- Author
- Head, M.A., S.J.
- Subjects
- WWI operations
- Tags
-
- RAN Ships
- None noted.
- Publication
- December 1987 edition of the Naval Historical Review (all rights reserved)
KRONSTADT IS A FORTIFIED CITY on the island of Kotlin, about 30 kilometres from Leningrad in the Gulf of Finland. Built three centuries ago, it was to guard the approaches to St. Petersburg and therefore had large forts on the western, southern, northern sides. On the eastern side was a large naval base, home base of the Russian Baltic Fleet. The island is 12 kilometres long and 2 to 3 kilometres wide, and the city of Kronstadt covers about a third of the total area. With the forts of Krasnaya Gorka on the southern coast, and Lissy Noss on the northern coast of the Gulf of Finland, the area could be held against the British Grand Fleet. Generally about 50,000 lived on the island – crews of ships, artillery men, officials, and the skilled workers of the dockyards.
The men of Kronstadt had played a most significant role in the October Revolution and the guns of the Aurora signalled the fall of the Czar. Then they had resisted the British attacks on the base in 1919 and served well in the defence of Petrograd by the Bolsheviks. By 1921 these threats were over and things were very different in the city of Petrograd.
The Chela (now the KGB) were in firm control but restlessness grew. In February 1921 a general strike broke out in Petrograd, and a call was made for a new revolution. These new revolutionaries were just as opposed to the new Bolshevik Government as they were to private capitalism. They wanted free speech, but only for anarchists, Left Social-Revolutionaries, and similar groups.
By February 25th the strike had affected the Admiralty Arsenal and the port of Galernii Island. Proclamations poured out:
‘A fundamental change in the policy of the government is required. In the first place the workers and peasants need liberty. They do not want to live according to the regulations of the Bolsheviks; they want to decide their own destinies for themselves. Comrades, maintain revolutionary order!’

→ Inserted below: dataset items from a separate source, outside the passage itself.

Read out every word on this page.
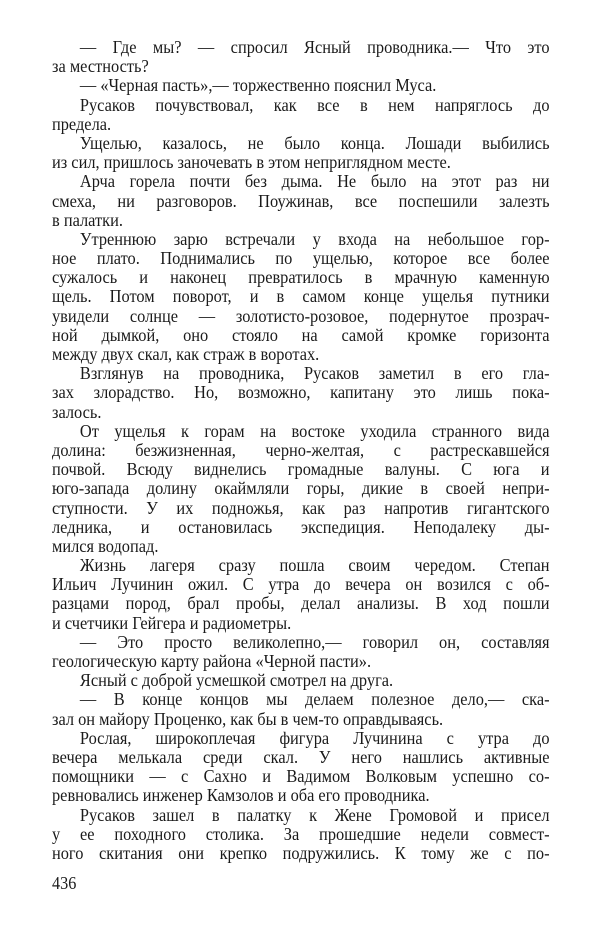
— Где мы? — спросил Ясный проводника.— Что это
за местность?
— «Черная пасть»,— торжественно пояснил Муса.
Русаков почувствовал, как все в нем напряглось до
предела.
Ущелью, казалось, не было конца. Лошади выбились
из сил, пришлось заночевать в этом неприглядном месте.
Арча горела почти без дыма. Не было на этот раз ни
смеха, ни разговоров. Поужинав, все поспешили залезть
в палатки.
Утреннюю зарю встречали у входа на небольшое гор-
ное плато. Поднимались по ущелью, которое все более
сужалось и наконец превратилось в мрачную каменную
щель. Потом поворот, и в самом конце ущелья путники
увидели солнце — золотисто-розовое, подернутое прозрач-
ной дымкой, оно стояло на самой кромке горизонта
между двух скал, как страж в воротах.
Взглянув на проводника, Русаков заметил в его гла-
зах злорадство. Но, возможно, капитану это лишь пока-
залось.
От ущелья к горам на востоке уходила странного вида
долина: безжизненная, черно-желтая, с растрескавшейся
почвой. Всюду виднелись громадные валуны. С юга и
юго-запада долину окаймляли горы, дикие в своей непри-
ступности. У их подножья, как раз напротив гигантского
ледника, и остановилась экспедиция. Неподалеку ды-
мился водопад.
Жизнь лагеря сразу пошла своим чередом. Степан
Ильич Лучинин ожил. С утра до вечера он возился с об-
разцами пород, брал пробы, делал анализы. В ход пошли
и счетчики Гейгера и радиометры.
— Это просто великолепно,— говорил он, составляя
геологическую карту района «Черной пасти».
Ясный с доброй усмешкой смотрел на друга.
— В конце концов мы делаем полезное дело,— ска-
зал он майору Проценко, как бы в чем-то оправдываясь.
Рослая, широкоплечая фигура Лучинина с утра до
вечера мелькала среди скал. У него нашлись активные
помощники — с Сахно и Вадимом Волковым успешно со-
ревновались инженер Камзолов и оба его проводника.
Русаков зашел в палатку к Жене Громовой и присел
у ее походного столика. За прошедшие недели совмест-
ного скитания они крепко подружились. К тому же с по-
436
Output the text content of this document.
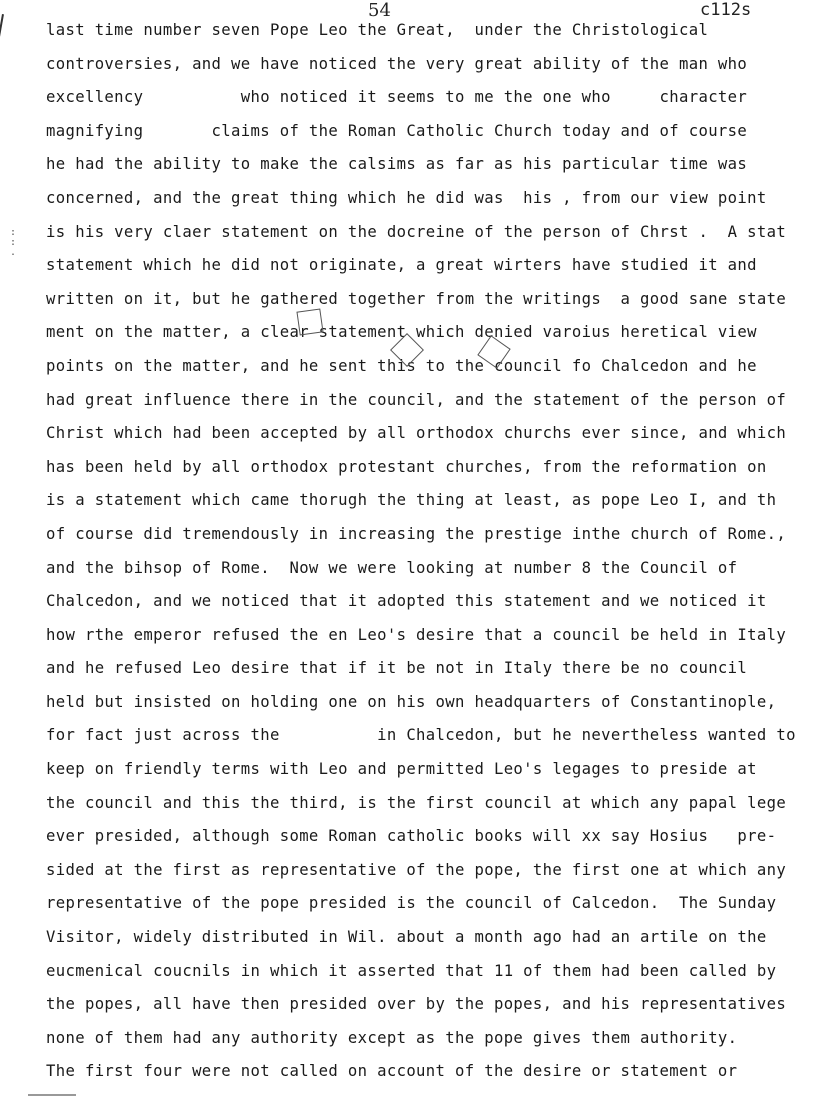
:
:
.
54	c112s
last time number seven Pope Leo the Great,  under the Christological
controversies, and we have noticed the very great ability of the man who
excellency          who noticed it seems to me the one who     character
magnifying       claims of the Roman Catholic Church today and of course
he had the ability to make the calsims as far as his particular time was
concerned, and the great thing which he did was  his , from our view point
is his very claer statement on the docreine of the person of Chrst .  A stat
statement which he did not originate, a great wirters have studied it and
written on it, but he gathered together from the writings  a good sane state
ment on the matter, a clear statement which denied varoius heretical view
points on the matter, and he sent this to the council fo Chalcedon and he
had great influence there in the council, and the statement of the person of
Christ which had been accepted by all orthodox churchs ever since, and which
has been held by all orthodox protestant churches, from the reformation on
is a statement which came thorugh the thing at least, as pope Leo I, and th
of course did tremendously in increasing the prestige inthe church of Rome.,
and the bihsop of Rome.  Now we were looking at number 8 the Council of
Chalcedon, and we noticed that it adopted this statement and we noticed it
how rthe emperor refused the en Leo's desire that a council be held in Italy
and he refused Leo desire that if it be not in Italy there be no council
held but insisted on holding one on his own headquarters of Constantinople,
for fact just across the          in Chalcedon, but he nevertheless wanted to
keep on friendly terms with Leo and permitted Leo's legages to preside at
the council and this the third, is the first council at which any papal lege
ever presided, although some Roman catholic books will xx say Hosius   pre-
sided at the first as representative of the pope, the first one at which any
representative of the pope presided is the council of Calcedon.  The Sunday
Visitor, widely distributed in Wil. about a month ago had an artile on the
eucmenical coucnils in which it asserted that 11 of them had been called by
the popes, all have then presided over by the popes, and his representatives
none of them had any authority except as the pope gives them authority.
The first four were not called on account of the desire or statement or
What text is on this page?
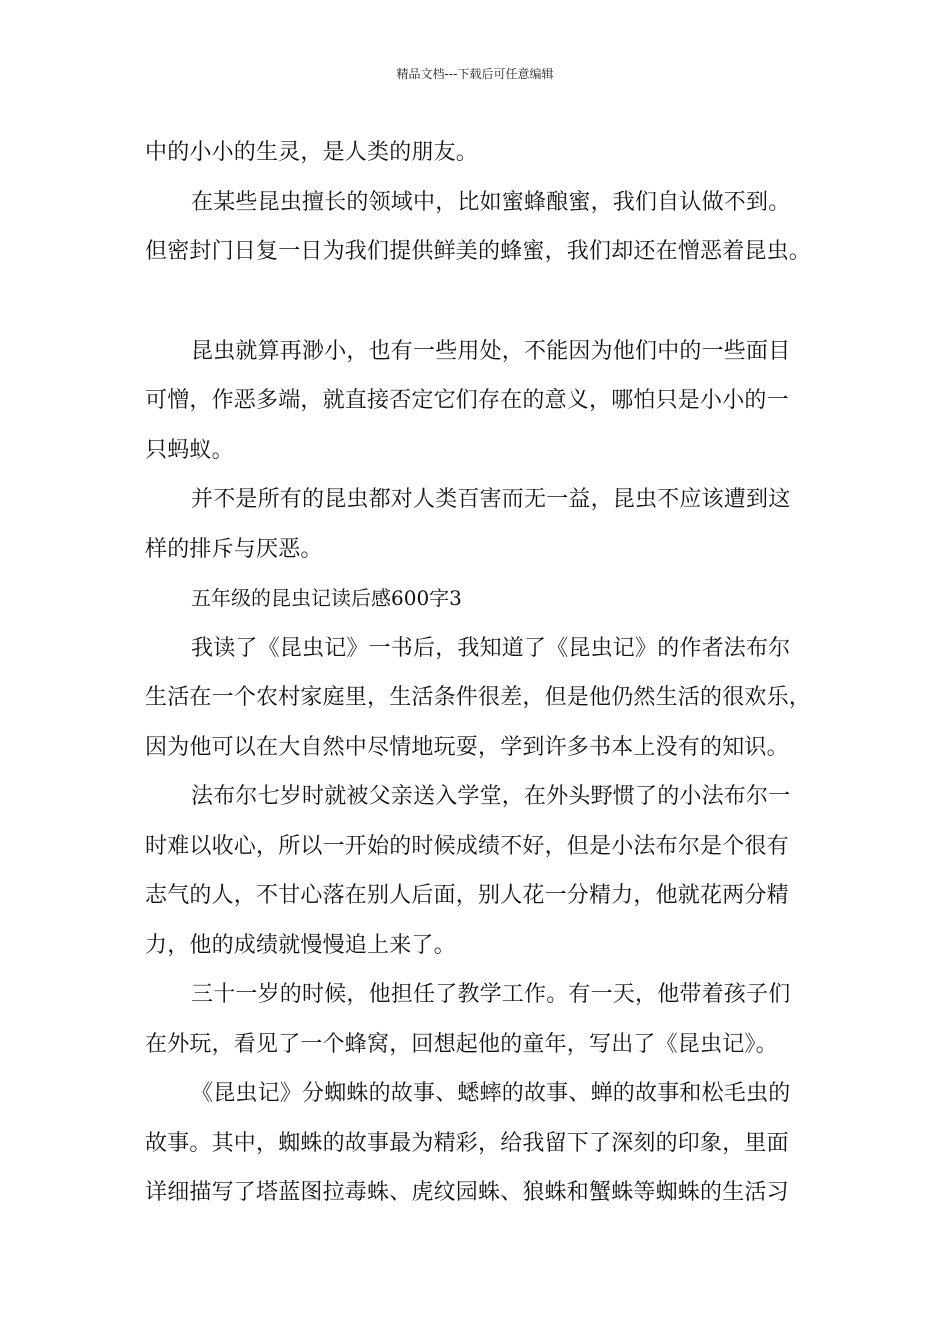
精品文档---下载后可任意编辑

中的小小的生灵，是人类的朋友。

在某些昆虫擅长的领域中，比如蜜蜂酿蜜，我们自认做不到。
但密封门日复一日为我们提供鲜美的蜂蜜，我们却还在憎恶着昆虫。

昆虫就算再渺小，也有一些用处，不能因为他们中的一些面目
可憎，作恶多端，就直接否定它们存在的意义，哪怕只是小小的一
只蚂蚁。

并不是所有的昆虫都对人类百害而无一益，昆虫不应该遭到这
样的排斥与厌恶。

五年级的昆虫记读后感600字3

我读了《昆虫记》一书后，我知道了《昆虫记》的作者法布尔
生活在一个农村家庭里，生活条件很差，但是他仍然生活的很欢乐，
因为他可以在大自然中尽情地玩耍，学到许多书本上没有的知识。

法布尔七岁时就被父亲送入学堂，在外头野惯了的小法布尔一
时难以收心，所以一开始的时候成绩不好，但是小法布尔是个很有
志气的人，不甘心落在别人后面，别人花一分精力，他就花两分精
力，他的成绩就慢慢追上来了。

三十一岁的时候，他担任了教学工作。有一天，他带着孩子们
在外玩，看见了一个蜂窝，回想起他的童年，写出了《昆虫记》。

《昆虫记》分蜘蛛的故事、蟋蟀的故事、蝉的故事和松毛虫的
故事。其中，蜘蛛的故事最为精彩，给我留下了深刻的印象，里面
详细描写了塔蓝图拉毒蛛、虎纹园蛛、狼蛛和蟹蛛等蜘蛛的生活习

On February 28th Trotsky struck and wiped out the defenceless strikers ‘by an iron hand’. On the same day, Kronstadt declared its support for the revolution and went into action.
The crew of the battleship Petropavlovsk led the way and was soon supported by the Sevastopol. A mass meeting was held in the giant Anchor Square and a motion put by a seaman named Petrichenko was carried by 16,000 people, almost unanimously. The communist leaders, Vassilieff and Kalinin, were amongst the few who voted against it.
The 1st and 2nd squadrons of the Baltic fleet accepted sixteen motions which called for such things as freedom of the press and of speech for all workers and peasants, and members of left socialist parties. The printing presses ran hot and soon the Provisional Revolutionary Committee was in full control of the island.
The Bolsheviks did not waste any time. Under Trotsky’s orders new and reliable forces were brought in, and the closest forts to Kronstadt, Krasnaya Gorka, Oranien- baum, and Lissy Noss were taken over. The city of Petrograd was put under martial law and a state of siege was declared on Kronstadt. Nothing moved on the ice and snow of the Gulf of Finland. A violent propaganda attack was launched against the rebels:
‘To all! To all! To all! To arms against the White Guard conspiracy! The mutiny of ex-General Kozlovsky and the battleship Petropavlovsk has been organised by spies of the Entente, as was the case in numerous previous plots.’
The unfortunate Kozlovsky was an ex- Czarist general who had been appointed to Kronstadt as an artillery expert by Trotsky himself and had nothing to do with the revolution, before, during, or after it.
On March 5th Trotsky issued an ultimatum to the revolutionaries. It was an order to submit and nothing less. ‘Only those who surrender unconditionally can expect mercy from the Soviet Republic’. This was followed by an historic threat:
‘I will shoot you like partridges’.
At 6.45pm on March 7th the forts at Krasnaya Gorka, Lissy Noss, and Sestroretsk bombarded the island. A massive assault across the ice by troops dressed in white followed. It was beaten back with appalling losses. The battleship Sevastopol silenced the fortress at Krasnaya Gorka for the time being, but it could not go on. The 14,000 men who made up the garrison of Kronstadt were cut off with no hope of relief.